Del 2010 è “La carta e il territorio”, vincitore del Premio Goncourt, romanzo in cui torna a rivolgere la propria attenzione alla Francia, in particolare alla vita metropolitana sprofondata in storture quotidiane, con la voce di Jed, giovane artista legato al poco che gli resta della vita: minimi atti quotidiani come la rottura della propria caldaia che lo ossessiona da mesi, una vita tra le mura del mini-appartamento da dove fatica sempre più a uscire, i quadri che non riesce a portare a termine, il rapporto con ciò che resta del proprio quartiere e il dialogo gelido e irrealizzato con un padre noto e stimato architetto, per poi vivere di colpo un successo dirompente e inatteso da artista e la conseguente esplosione della ricchezza, l’amore per una donna, la morte che inizia a circondarlo e infine l’avvento di uno scrittore che si prenderà la scena della parte finale della sua vita e del romanzo: Michel Houellebecq stesso, in una narrazione a più piani, tra l’autobiografia e l’invenzione visionaria.
Houellebecq oggi
“Sottomissione” (2015), “Serotonina” (2019), e l’ampia antologia “Cahrier” (2019), sono il punto di arrivo di una intera esistenza letteraria; e di riflesso il punto di arrivo del percorso dell’uomo occidentale, che nella narrazione “houellebecquiana” è l’ultima stazione dell’Occidente stesso, nei diritti consumati e nelle libertà perdute.
Il protagonista è un professore universitario quarantenne, Francois, rigirato in se stesso, incapace di amare, ubriaco di noia e alcol, cinico; un uomo che potrebbe sentirsi realizzato, ma che invece è infelice, alla radice, che si affonda da solo, ma non per scelta, bensì per incapacità alla gioia. Vive in una nazione decadente e detestabile, non la riconosce come sua, da anni, anzi da decenni, da sempre, figlio illegittimo dei luoghi e dell’epoca. Nel 2022 assiste alla vittoria politica del nuovo partito dei “Fratelli Musulmani”, che governeranno la Francia grazie all’alleanza con quel che resta del Partito Socialista e del Centro, guidati dal musulmano moderato Mohammed Ben Abbes. Houellebecq tratteggia una Francia che si arrende «dolcemente all’Islam». Il paese delle libertà, la culla dell’illuminismo, è dipinto come una nazione sfinita da decenni di immobilismo politico, sociale, economico, schiacciato da una razionalità esasperante, dove ragione e laicità son perduti. Tanto da condurre il protagonista, per motivi di convenienza, a seguire il destino della maggioranza della popolazione: la conversione, “Sottomissione”, all’Islam.
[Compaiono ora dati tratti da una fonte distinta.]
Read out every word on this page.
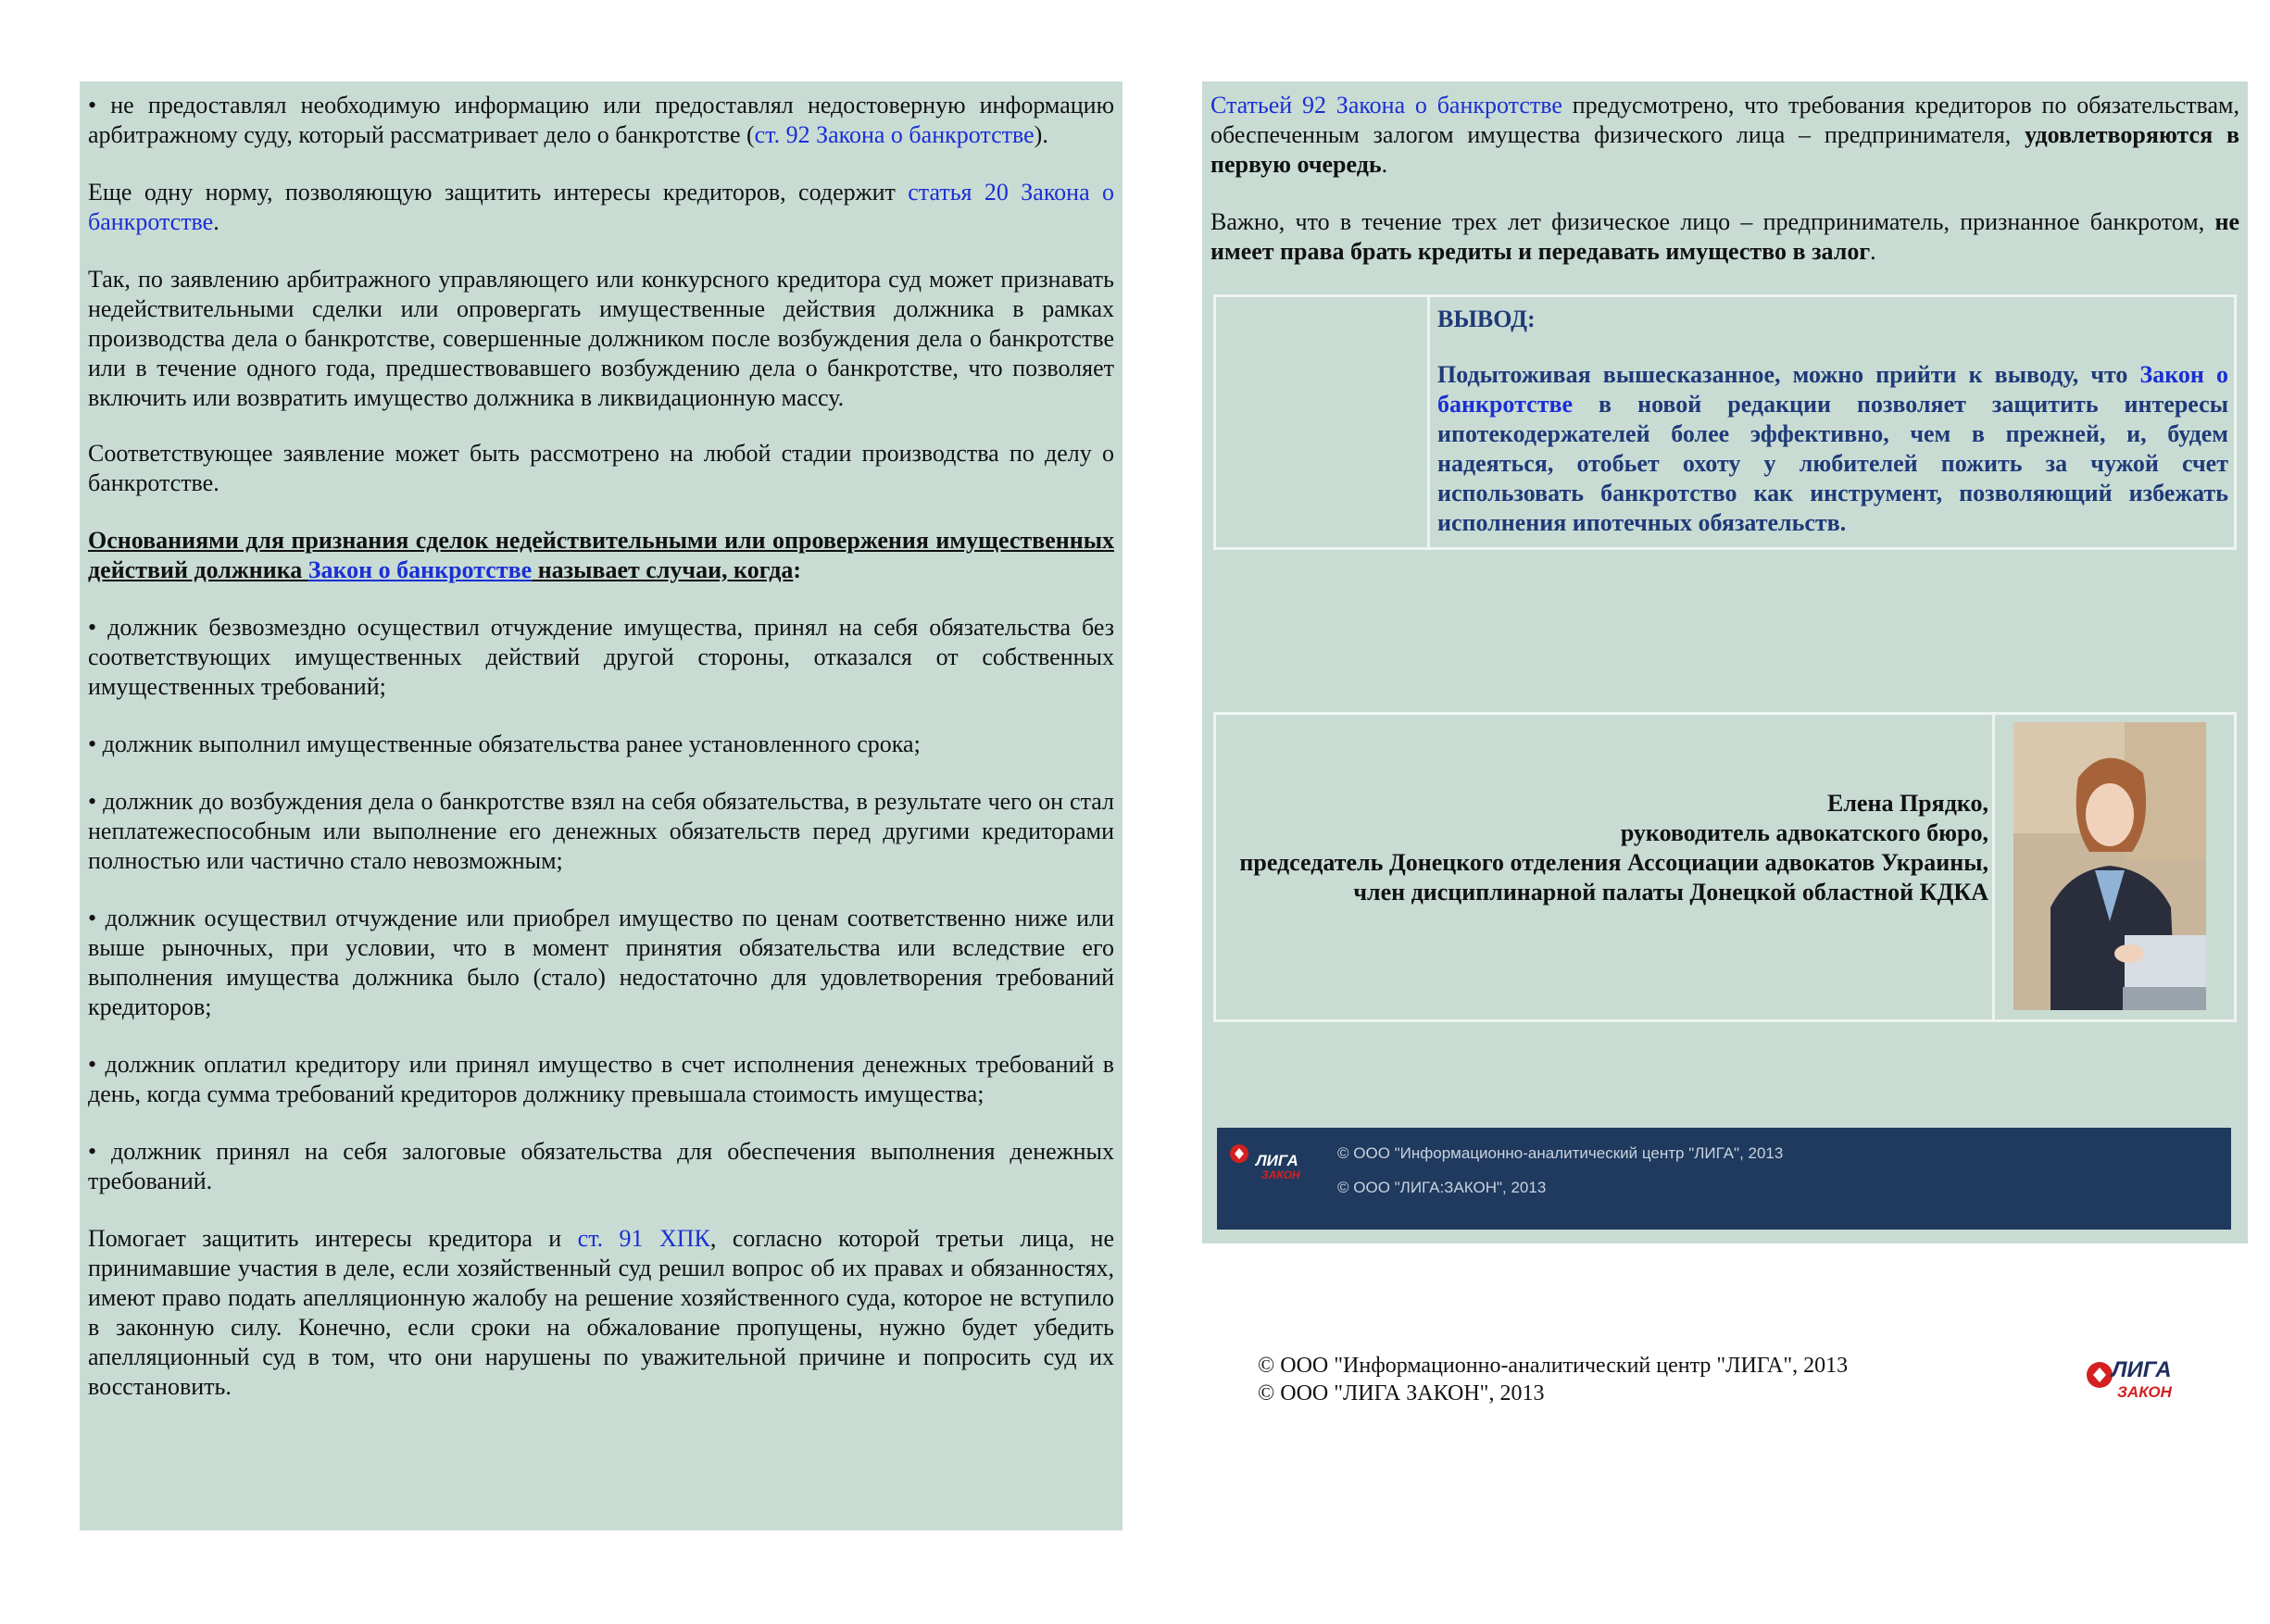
• не предоставлял необходимую информацию или предоставлял недостоверную информацию арбитражному суду, который рассматривает дело о банкротстве (ст. 92 Закона о банкротстве).

Еще одну норму, позволяющую защитить интересы кредиторов, содержит статья 20 Закона о банкротстве.

Так, по заявлению арбитражного управляющего или конкурсного кредитора суд может признавать недействительными сделки или опровергать имущественные действия должника в рамках производства дела о банкротстве, совершенные должником после возбуждения дела о банкротстве или в течение одного года, предшествовавшего возбуждению дела о банкротстве, что позволяет включить или возвратить имущество должника в ликвидационную массу.

Соответствующее заявление может быть рассмотрено на любой стадии производства по делу о банкротстве.

Основаниями для признания сделок недействительными или опровержения имущественных действий должника Закон о банкротстве называет случаи, когда:

• должник безвозмездно осуществил отчуждение имущества, принял на себя обязательства без соответствующих имущественных действий другой стороны, отказался от собственных имущественных требований;

• должник выполнил имущественные обязательства ранее установленного срока;

• должник до возбуждения дела о банкротстве взял на себя обязательства, в результате чего он стал неплатежеспособным или выполнение его денежных обязательств перед другими кредиторами полностью или частично стало невозможным;

• должник осуществил отчуждение или приобрел имущество по ценам соответственно ниже или выше рыночных, при условии, что в момент принятия обязательства или вследствие его выполнения имущества должника было (стало) недостаточно для удовлетворения требований кредиторов;

• должник оплатил кредитору или принял имущество в счет исполнения денежных требований в день, когда сумма требований кредиторов должнику превышала стоимость имущества;

• должник принял на себя залоговые обязательства для обеспечения выполнения денежных требований.

Помогает защитить интересы кредитора и ст. 91 ХПК, согласно которой третьи лица, не принимавшие участия в деле, если хозяйственный суд решил вопрос об их правах и обязанностях, имеют право подать апелляционную жалобу на решение хозяйственного суда, которое не вступило в законную силу. Конечно, если сроки на обжалование пропущены, нужно будет убедить апелляционный суд в том, что они нарушены по уважительной причине и попросить суд их восстановить.

Статьей 92 Закона о банкротстве предусмотрено, что требования кредиторов по обязательствам, обеспеченным залогом имущества физического лица – предпринимателя, удовлетворяются в первую очередь.

Важно, что в течение трех лет физическое лицо – предприниматель, признанное банкротом, не имеет права брать кредиты и передавать имущество в залог.

ВЫВОД:

Подытоживая вышесказанное, можно прийти к выводу, что Закон о банкротстве в новой редакции позволяет защитить интересы ипотекодержателей более эффективно, чем в прежней, и, будем надеяться, отобьет охоту у любителей пожить за чужой счет использовать банкротство как инструмент, позволяющий избежать исполнения ипотечных обязательств.

Елена Прядко,

руководитель адвокатского бюро,

председатель Донецкого отделения Ассоциации адвокатов Украины,

член дисциплинарной палаты Донецкой областной КДКА

ЛИГА
ЗАКОН
© ООО "Информационно-аналитический центр "ЛИГА", 2013
© ООО "ЛИГА:ЗАКОН", 2013
© ООО "Информационно-аналитический центр "ЛИГА", 2013
© ООО "ЛИГА ЗАКОН", 2013
ЛИГА
ЗАКОН
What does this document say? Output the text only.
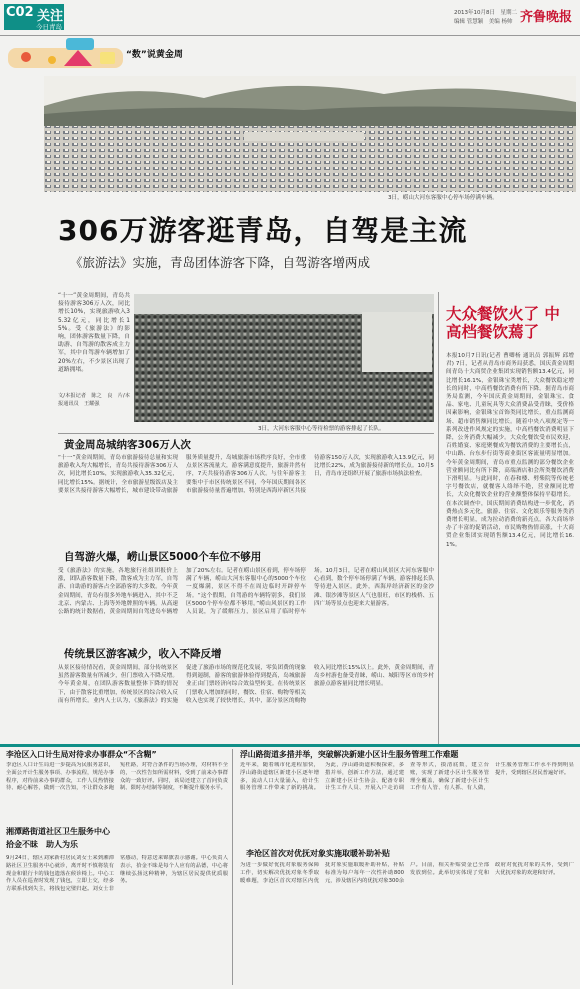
C02 关注
今日青岛
2013年10月8日　星期二
编辑 管慧颖　美编 杨帅 齐鲁晚报
“数”说黄金周
3日，崂山大河东客服中心停车场停满车辆。
306万游客逛青岛，自驾是主流
《旅游法》实施，青岛团体游客下降，自驾游客增两成
“十一”黄金周期间，青岛共接待游客306万人次，同比增长10%，实现旅游收入35.32亿元，同比增长15%。受《旅游法》的影响，团体游客数量下降，自助游、自驾游的散客成主力军，其中自驾游车辆增加了20%左右，不少景区出现了道路拥堵。
文/本报记者　陈之　良　片/本报通讯员　王耀强
3日，大河东客服中心等待检票的游客排起了长队。
大众餐饮火了 中高档餐饮蔫了
本报10月7日讯(记者 曹卿杨 通讯员 郭振辉 邱增君) 7日，记者从青岛市商务局获悉，国庆黄金周期间青岛十大商贸企业集团实现销售额13.4亿元，同比增长16.1%，金银珠宝类增长，大众餐饮稳定增长的同时，中高档餐饮消费有所下降。据青岛市商务局监测，今年国庆黄金周期间，金银珠宝、食品、家电、儿童玩具等大众消费品受青睐，受价格因素影响，金银珠宝首饰类同比增长，重点监测商场、超市销售额同比增长。随着中央八项规定等一系列改进作风规定的实施，中高档餐饮消费明显下降，公务消费大幅减少。大众化餐饮受市民欢迎，百姓婚宴、家庭聚餐成为餐饮消费的主要增长点，中山路、台东步行街等商业街区客流量明显增加。今年黄金周期间，青岛市重点监测的部分餐饮企业营业额同比有所下降，高端酒店和会所类餐饮消费下滑明显。与此同时，在春和楼、劈柴院等传统老字号餐饮店，就餐客人络绎不绝，营业额同比增长，大众化餐饮企业的营业额整体保持平稳增长。在本次调查中，国庆期间消费结构进一步优化，消费热点多元化，旅游、住宿、文化娱乐等服务类消费增长明显，成为拉动消费的新亮点。各大商场举办了丰富的促销活动，市民购物热情高涨，十大商贸企业集团实现销售额13.4亿元，同比增长16.1%。
黄金周岛城纳客306万人次
“十一”黄金周期间，青岛市旅游接待总量和实现旅游收入均大幅增长，青岛共接待游客306万人次，同比增长10%，实现旅游收入35.32亿元，同比增长15%。据统计，全市旅游星级饭店及主要景区共接待游客大幅增长，城市建设带动旅游服务质量提升，岛城旅游市场秩序良好，全市重点景区客流量大，游客满意度提升，旅游井然有序，7天共接待游客306万人次。与往年游客主要集中于市区传统景区不同，今年国庆期间各区市旅游接待量普遍增加，特别是西海岸新区共接待游客150万人次，实现旅游收入13.9亿元，同比增长22%，成为旅游接待新的增长点。10月5日，青岛市还组织开展了旅游市场执法检查。
自驾游火爆，崂山景区5000个车位不够用
受《旅游法》的实施，各地旅行社组团报价上涨，团队游客数量下降，散客成为主力军，自驾游、自助游的游客占全部游客的大多数。今年黄金周期间，青岛有很多外地车辆进入，其中不乏北京、内蒙古、上海等外地牌照的车辆。从高速公路的统计数据看，黄金周期间自驾进岛车辆增加了20%左右。记者在崂山景区看到，停车场停满了车辆，崂山大河东客服中心的5000个车位一度爆满，景区不得不在周边临时开辟停车场。“这个假期，自驾游的车辆特别多，我们景区5000个停车位都不够用。”崂山风景区的工作人员说，为了缓解压力，景区启用了临时停车场。10月3日，记者在崂山风景区大河东客服中心看到，数个停车场停满了车辆，游客排起长队等待进入景区。此外，西海岸经济新区的金沙滩、银沙滩等景区人气也很旺，市区的栈桥、五四广场等景点也迎来大量游客。
传统景区游客减少，收入不降反增
从景区接待情况看，黄金周期间，部分传统景区虽然游客数量有所减少，但门票收入不降反增。今年黄金周，在团队游客数量整体下降的情况下，由于散客比重增加，传统景区的综合收入反而有所增长。业内人士认为，《旅游法》的实施促进了旅游市场的规范化发展，零负团费的现象得到遏制，游客的旅游体验得到提高，岛城旅游业正由门票经济向综合效益型转变。在传统景区门票收入增加的同时，餐饮、住宿、购物等相关收入也实现了较快增长，其中，部分景区的购物收入同比增长15%以上。此外，黄金周期间，青岛乡村游也备受青睐，崂山、城阳等区市的乡村旅游点游客量同比增长明显。
李沧区入口计生局对待求办事群众“不含糊”
李沧区人口计生局进一步提高为民服务意识，全面公开计生服务事项、办事流程，规范办事程序，对待前来办事的群众，工作人员热情接待、耐心解答，做到一次告知，不让群众多跑冤枉路，对符合条件的当场办理，对材料不全的，一次性告知所需材料，受到了前来办事群众的一致好评。同时，该局还建立了首问负责制、限时办结制等制度，不断提升服务水平。
湘潭路街道社区卫生服务中心
拾金不昧　助人为乐
9月24日，辖区刘家新村居民刘女士来到湘潭路社区卫生服务中心就诊，离开时不慎将装有现金和银行卡的钱包遗落在候诊椅上。中心工作人员在巡查时发现了钱包，立即上交，经多方联系找到失主，将钱包完璧归赵。刘女士非常感动，特意送来锦旗表示感谢。中心负责人表示，拾金不昧是每个人应有的品德，中心将继续弘扬这种精神，为辖区居民提供优质服务。
浮山路街道多措并举，突破解决新建小区计生服务管理工作难题
近年来，随着城市化进程加快，浮山路街道辖区新建小区逐年增多，流动人口大量涌入，给计生服务管理工作带来了新的挑战。为此，浮山路街道积极探索，多措并举，创新工作方法，通过建立新建小区计生协会、配备专职计生工作人员、开展入户走访调查等形式，摸清底数，建立台账，实现了新建小区计生服务管理全覆盖，确保了新建小区计生工作有人管、有人抓、有人做，计生服务管理工作水平得到明显提升，受到辖区居民普遍好评。
李沧区首次对优抚对象实施取暖补助补贴
为进一步做好优抚对象服务保障工作，切实解决优抚对象冬季取暖难题，李沧区首次对辖区内优抚对象实施取暖补助补贴，补贴标准为每户每年一次性补助800元，涉及辖区内的优抚对象300余户。目前，相关补贴资金已全部发放到位。此举切实体现了党和政府对优抚对象的关怀，受到广大优抚对象的欢迎和好评。
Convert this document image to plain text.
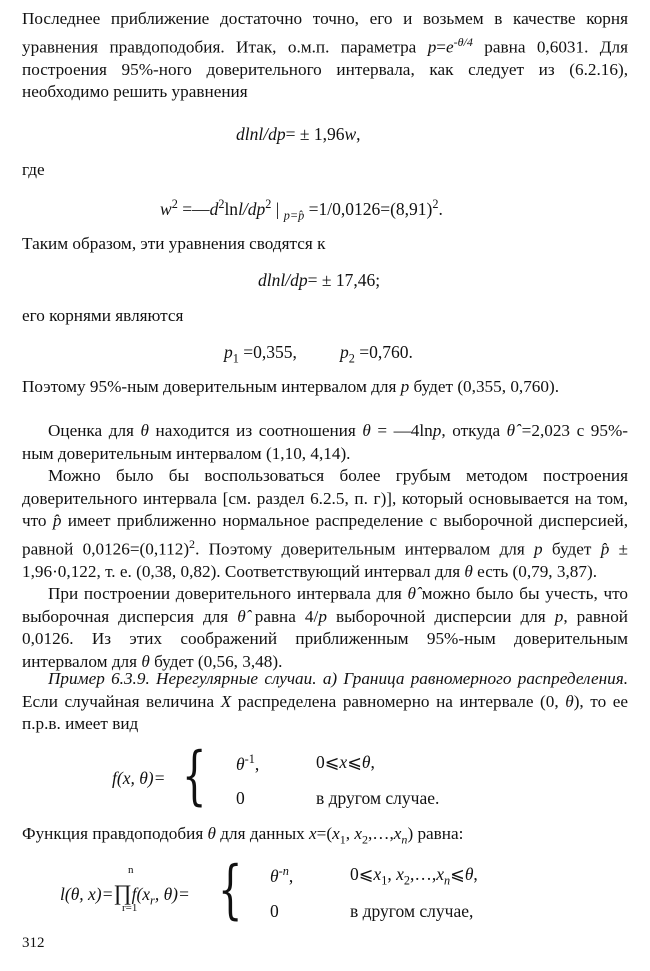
Последнее приближение достаточно точно, его и возьмем в качестве корня уравнения правдоподобия. Итак, о.м.п. параметра $p=e^{-\theta/4}$ равна 0,6031. Для построения 95%-ного доверительного интервала, как следует из (6.2.16), необходимо решить уравнения
dlnl/dp= ± 1,96w,
где
$w^2$ $=—d^2\ln l/dp^2$ | $_{p=p̂} =1/0,0126=(8,91)^2$.
Таким образом, эти уравнения сводятся к
dlnl/dp= ± 17,46;
его корнями являются
$p_1 =0,355$, $p_2 =0,760$.
Поэтому 95%-ным доверительным интервалом для p будет (0,355, 0,760).
Оценка для θ находится из соотношения θ = —4lnp, откуда θ̂ =2,023 с 95%-ным доверительным интервалом (1,10, 4,14).
Можно было бы воспользоваться более грубым методом построения доверительного интервала [см. раздел 6.2.5, п. г)], который основывается на том, что p̂ имеет приближенно нормальное распределение с выборочной дисперсией, равной $0,0126=(0,112)^2$. Поэтому доверительным интервалом для p будет p̂ ± 1,96·0,122, т. е. (0,38, 0,82). Соответствующий интервал для θ есть (0,79, 3,87).
При построении доверительного интервала для θ̂ можно было бы учесть, что выборочная дисперсия для θ̂ равна 4/p выборочной дисперсии для p, равной 0,0126. Из этих соображений приближенным 95%-ным доверительным интервалом для θ будет (0,56, 3,48).
Пример 6.3.9. Нерегулярные случаи. а) Граница равномерного распределения. Если случайная величина X распределена равномерно на интервале (0, θ), то ее п.р.в. имеет вид
f(x, θ)= { $\theta^{-1}$,	0⩽x⩽θ,
0	в другом случае.
Функция правдоподобия θ для данных $x=(x_1$, $x_2,\dots,x_n$) равна:
l(θ, $x)=\prod f(x_r$, θ)=
n
r=1 { $\theta^{-n}$,	$0⩽x_1$, $x_2,\dots,x_n⩽\theta$,
0	в другом случае,
312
Infine, accantonando i più vasti temi politici e concentrandosi nuovamente sull’uomo e la sua quotidianità, nel 2019, dopo quattro anni di scrittura, dà alle stampe “Serotonina”, nel quale il protagonista (medesimi studi dell’autore, stessa età) narra la depressione che lo consuma da decenni, profonda, tanto spirituale quanto fisica; metafora letteraria della “depressione” dell’uomo moderno (occidentale, naturalmente): perdita della spinta vitale, abbandono alla noia, quindi alla morte (ecco Schopenhauer che ritorna). Null’altro che l’Europa, per come la conosciamo.
«L’umanità è fatta così, tutto qua», continua a scrivere da vent’anni Michel Houellebecq. Con tutta probabilità il più importante scrittore dei tempi moderni.